Lazar the deck ape, who had been trying the radar gang now for two weeks, came out with a broom and started sweeping water into the drain on the port side. "I don't know why I should be doing this," he bitched conversationally. "I don't have the duty."
"You should of stayed down in first division," Fat Clyde ventured, glum. Lazar began sweeping water at Fat Clyde, who jumped out of the way and continued on down the starboard ladder. To the spud coxswain: "Give me a cucumber, hey Tiger."
"You want a cucumber," said Tiger, who was chopping up onions. "Here. I got a cucumber for you." His eyes were watering so bad he looked like a sullen boy, which is what he was.
"Slice it and put it on a plate," said Fat Clyde, "and maybe I will -"
"Here." From the galley porthole. Pappy Hod was hanging out, waving a crescent of watermelon. He spat a seed at Tiger.
That's the old Pappy Hod, thought Clyde. And he is wearing dress blues and a neckerchief.
"Get your ass in gear, Clyde," said Pappy Hod. "Liberty call any minute now."
So of course Clyde was off like a streak for the fo'c's'le and back inside of five minutes, squared away as he ever got for liberty.
"832 days," Tiger Youngblood snarled as Pappy and Clyde headed for the quarterdeck. "And I'll never make it."

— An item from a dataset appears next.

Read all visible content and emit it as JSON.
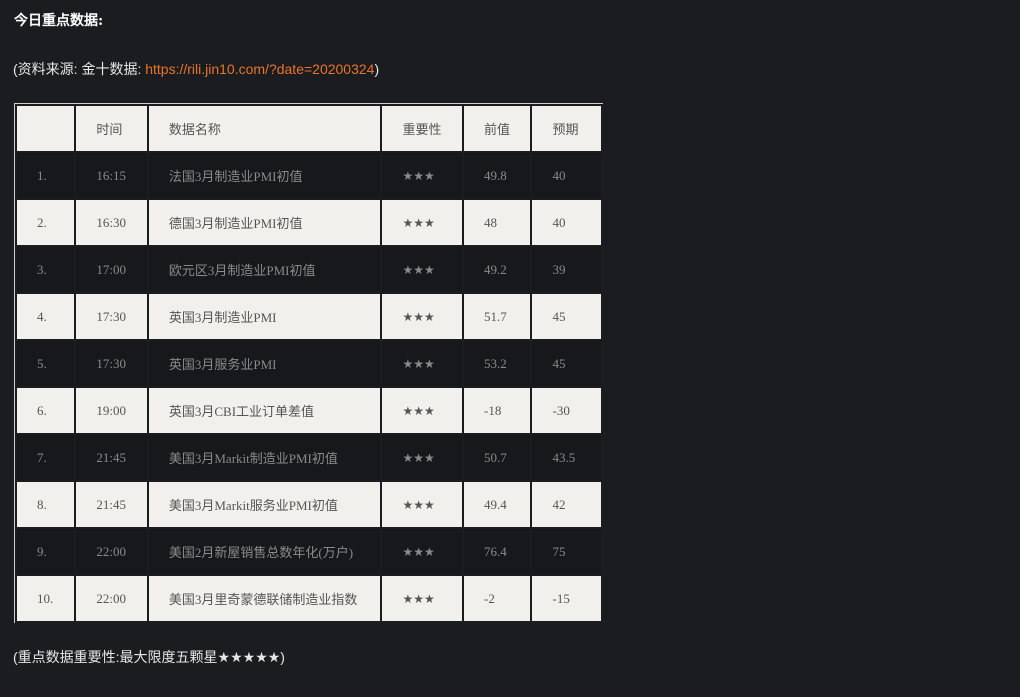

The Scaffold, resting on keel blocks, was propped up on each side by a dozen wood beams a foot square which extended from the sides of the ship to the sides of the drydock. From above, the Scaffold must have looked like a great squid with wood-colored tentacles. Pappy and Clyde crossed the long brow and stood in the rain for a moment, looking at the ship. The sonar dome was shrouded in a secret tarpaulin. At the top of the mast flew the biggest American flag Captain Lych had been able to find. It would not be lowered come Evening Colors; and come true nightfall, portable spotlights would be turned on and focused on it. This was for the benefit of any Egyptian bomber pilots who might be coming in, Scaffold being the only American ship in Valletta at the moment.
On the starboard side rose a school or seminary with a clock tower, growing out of a bastion high as the surface-search radar antenna.
"High and dry," said Clyde.
"They say the Limeys are going to kidnap us," said Pappy. "And leave our ass high and dry till this is over."
"It may take longer than that anyway. Give me a cigarette. There's the generator and the screw -"
"And the barnacles." Pappy Hod was disgusted. "They will probably want to sandblast, long as she's in the yards. Even though there's a yard period in Philly coming up as soon as we get back. They'll find something for us to do, Fat Clyde."
They made their way through the Dockyard. Around them straggled most of the Scaffold's liberty section in files and bunches. Submarines too were under wraps: perhaps for secrecy, perhaps for the rain. The quitting time whistle blew, and Pappy and Clyde were caught all at once in a torrent of yardbirds: disgorged from earth, vessels and pissoirs, all heading for the gate.